Ce passage m'obsède depuis que je l'ai relu; l'enfance rompue, l'orgueil, le père refusé : sur la tringle de sa prose, comme toujours, Michon enfile des anneaux si justes et si vrais.

«Roland l'enlaça au milieu de la cour; ils s'étreignirent et sur la terre battue culbutèrent, la poussière se mêlant à leurs pleurs, à leur bouche, comme des amants l'un sur l'autre roulèrent, ardemment se nouant, se dénouant, petit excès sporadique, feu de paille sous les marronniers rêveurs, constants et distraits. Quand le grand enfin se releva, les images salopées, de haute lutte reprises mais à jamais perdues, dans sa main, sa bouche saignait : c'est de ce jour-là qu'il porta jusque dans ses rares sourires la marque du cadet, cette dent de devant cassée qu'on lui vit désormais et qu'amoureusement, impatiemment, il envenimait du bout de sa langue lors de ses songeries brusques, y retrempant sa passion peut-être, ou l'y apaisant.» (p. 117-118)

Ce passage me parle parce que j'ai aussi été témoin (et complice) d'une scène semblable, mais renversée, dans l'enfance aussi : l'aîné Doiron s'était jeté sur le cadet, et lui avait cassé une dent de devant. Plus encore, m'émerveille ici la justesse du verbe «envenimer». Vraiment, il faut s'appeler Michon, pour sortir un tel verbe de son chapeau de magicien.

«Il est vrai : ce penchant à l'archaïsme, ces passe-droits sentimentaux quand le style n'en peut mais, cette volonté d'euphonie vieillotte, ce n'est pas ainsi que s'expriment les morts quand ils ont des ailes, quand ils reviennent dans le verbe pur et la lumière. Je tremble qu'ils s'y soient obscurcis davantage. Le Prince des Ténèbres, on le sait, est aussi le Prince des Puissances de l'air; et faire l'ange fait son jeu. C'est bien : j'essaierai un jour d'une autre façon. Si je repars à leur poursuite, je délaisserai cette langue morte, en laquelle peut-être ils ne se reconnaissent point.» (247-248)

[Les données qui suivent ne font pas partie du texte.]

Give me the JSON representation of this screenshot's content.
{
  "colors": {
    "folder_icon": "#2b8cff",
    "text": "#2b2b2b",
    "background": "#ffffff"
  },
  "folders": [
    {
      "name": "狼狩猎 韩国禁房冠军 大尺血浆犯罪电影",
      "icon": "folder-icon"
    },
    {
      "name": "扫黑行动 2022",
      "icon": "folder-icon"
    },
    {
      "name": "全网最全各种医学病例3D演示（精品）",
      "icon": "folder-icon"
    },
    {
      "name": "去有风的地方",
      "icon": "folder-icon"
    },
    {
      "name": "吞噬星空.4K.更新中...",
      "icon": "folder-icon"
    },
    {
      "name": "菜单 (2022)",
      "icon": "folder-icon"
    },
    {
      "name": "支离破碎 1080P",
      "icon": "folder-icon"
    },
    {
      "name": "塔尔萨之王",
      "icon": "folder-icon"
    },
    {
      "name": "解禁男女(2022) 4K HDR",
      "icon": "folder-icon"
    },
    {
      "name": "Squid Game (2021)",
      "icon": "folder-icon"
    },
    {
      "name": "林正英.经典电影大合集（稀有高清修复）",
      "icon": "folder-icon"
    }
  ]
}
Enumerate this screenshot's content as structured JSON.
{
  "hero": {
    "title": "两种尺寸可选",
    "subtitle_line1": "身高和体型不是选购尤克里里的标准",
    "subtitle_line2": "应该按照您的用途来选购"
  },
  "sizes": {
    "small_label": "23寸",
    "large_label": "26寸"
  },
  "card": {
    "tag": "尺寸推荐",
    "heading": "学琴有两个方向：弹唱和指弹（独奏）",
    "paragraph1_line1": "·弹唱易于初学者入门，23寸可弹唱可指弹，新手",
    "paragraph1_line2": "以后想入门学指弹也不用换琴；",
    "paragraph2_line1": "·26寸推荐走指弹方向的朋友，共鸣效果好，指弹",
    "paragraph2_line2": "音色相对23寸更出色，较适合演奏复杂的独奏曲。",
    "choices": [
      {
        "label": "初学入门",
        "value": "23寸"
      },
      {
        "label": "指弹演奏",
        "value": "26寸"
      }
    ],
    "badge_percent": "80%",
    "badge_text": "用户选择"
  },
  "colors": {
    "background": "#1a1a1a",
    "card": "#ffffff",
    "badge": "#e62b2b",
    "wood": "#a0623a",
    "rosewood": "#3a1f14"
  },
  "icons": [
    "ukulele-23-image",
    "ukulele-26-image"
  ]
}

Tout au long des Vies minuscules, il y a ce double-fond : l'ironie – ou du moins la distance touchée – de Michon à l'égard de sa propre langue, de ses passés simples, ses archaïsmes, etc. La fin du texte suggère que Michon croyait encore à une autre langue, plus pure, moins lestée de passé, peut-être : «je délaisserai cette langue morte». Ce qui me rappelle une entrevue de l'auteur dans laquelle il disait, en substance : j'ai écrit Vies minuscules parce que c'est tout ce dont j'étais alors capable, en attendant mieux. Mais l'envol des Vies minuscules (non pas le succès, qui ne vaut rien, mais la reconnaissance déjà, en cercle plus compact) a en quelque sorte piégé Michon dans cette langue magnifique, parcheminée comme un fantôme, où il a été forcé, presque, de rester à demeure.

Pierre Michon, Vies minuscules, Paris, Gallimard, coll. «Folio», [1984] 1996, 250 p.